What should be visible is a distinction between the use of “valour” as a synonym of value or worth (prominent in the 1520-1539 subset), and the association with conduct in conflict (dominant in the 1610-1611 dataset). Both senses were part of the Latin root “valeo” and, had King James’ translators ventured it, both could have been played upon to make even more “mighty men of valour” in 1611. (One of the exceptions comes at 2 Kings 15:20, where Menachem taxes all gibbor chayil men, “mighty men of wealth” in the KJV.)

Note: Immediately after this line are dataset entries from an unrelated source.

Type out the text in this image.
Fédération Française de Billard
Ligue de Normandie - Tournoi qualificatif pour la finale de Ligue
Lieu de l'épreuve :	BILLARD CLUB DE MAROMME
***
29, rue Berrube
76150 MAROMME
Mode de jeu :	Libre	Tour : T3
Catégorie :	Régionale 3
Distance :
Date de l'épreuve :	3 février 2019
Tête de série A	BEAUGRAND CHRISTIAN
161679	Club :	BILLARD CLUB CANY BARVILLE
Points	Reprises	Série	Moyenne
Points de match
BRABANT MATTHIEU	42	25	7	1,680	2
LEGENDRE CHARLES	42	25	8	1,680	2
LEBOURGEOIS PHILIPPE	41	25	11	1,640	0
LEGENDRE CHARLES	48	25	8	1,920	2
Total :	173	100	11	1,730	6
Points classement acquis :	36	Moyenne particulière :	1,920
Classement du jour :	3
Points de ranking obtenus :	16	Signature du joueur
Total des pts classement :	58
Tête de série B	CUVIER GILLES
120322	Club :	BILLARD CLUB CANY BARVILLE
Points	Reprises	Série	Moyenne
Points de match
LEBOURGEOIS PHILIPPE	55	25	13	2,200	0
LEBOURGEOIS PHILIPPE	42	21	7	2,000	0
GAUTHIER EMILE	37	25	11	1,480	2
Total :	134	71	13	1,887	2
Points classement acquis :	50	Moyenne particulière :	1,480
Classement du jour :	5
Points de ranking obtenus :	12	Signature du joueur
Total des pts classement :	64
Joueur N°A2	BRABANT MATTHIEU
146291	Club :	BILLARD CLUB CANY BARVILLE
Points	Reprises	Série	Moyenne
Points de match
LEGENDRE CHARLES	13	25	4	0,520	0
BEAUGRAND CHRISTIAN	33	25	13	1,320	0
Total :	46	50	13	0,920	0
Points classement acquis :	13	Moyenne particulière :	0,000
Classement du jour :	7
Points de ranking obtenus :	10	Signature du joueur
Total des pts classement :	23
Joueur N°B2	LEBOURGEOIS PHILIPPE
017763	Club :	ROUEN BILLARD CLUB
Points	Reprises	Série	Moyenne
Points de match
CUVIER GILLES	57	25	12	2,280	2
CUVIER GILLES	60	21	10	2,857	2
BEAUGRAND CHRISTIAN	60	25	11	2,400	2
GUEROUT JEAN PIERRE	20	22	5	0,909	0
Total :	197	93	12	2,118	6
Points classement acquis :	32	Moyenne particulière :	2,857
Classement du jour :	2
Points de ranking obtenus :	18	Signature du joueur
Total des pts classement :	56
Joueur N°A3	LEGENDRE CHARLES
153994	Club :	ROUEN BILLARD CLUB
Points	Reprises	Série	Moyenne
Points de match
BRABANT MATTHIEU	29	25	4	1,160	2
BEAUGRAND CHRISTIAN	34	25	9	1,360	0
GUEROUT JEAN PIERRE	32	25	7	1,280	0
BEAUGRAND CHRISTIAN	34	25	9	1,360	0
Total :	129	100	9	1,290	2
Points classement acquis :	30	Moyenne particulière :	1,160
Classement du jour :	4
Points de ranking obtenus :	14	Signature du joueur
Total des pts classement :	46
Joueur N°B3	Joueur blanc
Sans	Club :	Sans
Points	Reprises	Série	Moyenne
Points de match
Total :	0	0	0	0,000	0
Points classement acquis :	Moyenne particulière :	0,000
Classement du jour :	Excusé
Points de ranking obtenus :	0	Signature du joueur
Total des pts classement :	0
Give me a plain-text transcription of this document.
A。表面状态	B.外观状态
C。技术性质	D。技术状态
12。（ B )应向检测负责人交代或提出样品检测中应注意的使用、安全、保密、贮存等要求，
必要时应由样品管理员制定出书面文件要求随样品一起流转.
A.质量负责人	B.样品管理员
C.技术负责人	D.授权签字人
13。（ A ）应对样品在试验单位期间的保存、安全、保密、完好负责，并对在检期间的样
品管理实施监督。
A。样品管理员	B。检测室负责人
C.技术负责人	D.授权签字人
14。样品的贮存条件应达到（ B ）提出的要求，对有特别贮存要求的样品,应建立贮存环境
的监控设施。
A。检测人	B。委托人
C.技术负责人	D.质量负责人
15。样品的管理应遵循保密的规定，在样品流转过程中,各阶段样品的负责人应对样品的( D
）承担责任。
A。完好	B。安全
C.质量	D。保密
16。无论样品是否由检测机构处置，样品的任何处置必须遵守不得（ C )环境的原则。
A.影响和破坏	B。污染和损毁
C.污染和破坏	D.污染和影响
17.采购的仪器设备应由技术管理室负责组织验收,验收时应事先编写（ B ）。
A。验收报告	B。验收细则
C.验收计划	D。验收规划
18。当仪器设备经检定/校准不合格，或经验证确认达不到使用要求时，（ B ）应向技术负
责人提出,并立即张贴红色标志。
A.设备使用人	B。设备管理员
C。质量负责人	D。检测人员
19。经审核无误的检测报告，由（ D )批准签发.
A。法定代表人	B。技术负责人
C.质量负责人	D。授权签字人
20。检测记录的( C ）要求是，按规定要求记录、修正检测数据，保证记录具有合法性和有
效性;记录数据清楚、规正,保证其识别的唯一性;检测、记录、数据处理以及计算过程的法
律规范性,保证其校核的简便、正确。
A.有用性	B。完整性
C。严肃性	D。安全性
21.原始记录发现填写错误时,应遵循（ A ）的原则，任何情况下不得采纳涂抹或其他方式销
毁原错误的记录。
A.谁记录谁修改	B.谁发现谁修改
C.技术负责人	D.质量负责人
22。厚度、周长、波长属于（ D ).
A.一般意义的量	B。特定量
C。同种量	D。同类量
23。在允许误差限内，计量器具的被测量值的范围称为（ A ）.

Inevitably, the set of observations I could draw from this investigation are not part of the bottom-up process that LDNA strives to achieve. But the exercise has helped me to think through some different ways we will want to be able to interrogate our data and to study the effects of some different baselines for our expectation calculations. And it demonstrates, I think, the valour of conducting semantic enquiries through discursive windows.

_____

Notes

Thesis quotations are from: I. C. Hine, “Englishing the Bible in early modern Europe: The case of Ruth”, PhD thesis (University of Sheffield, 2014), p. 163. These numbers reflect searches conducted through the Chadwyck EEBO interface using its variant spelling option.

The datasets employed in my thesis are not quite identical to those used by the project: LDNA uses a slightly expanded version of the EEBO-TCP collection (last updated early 2015) with its spelling regularised and tokens lemmatised locally using MorphAdorner.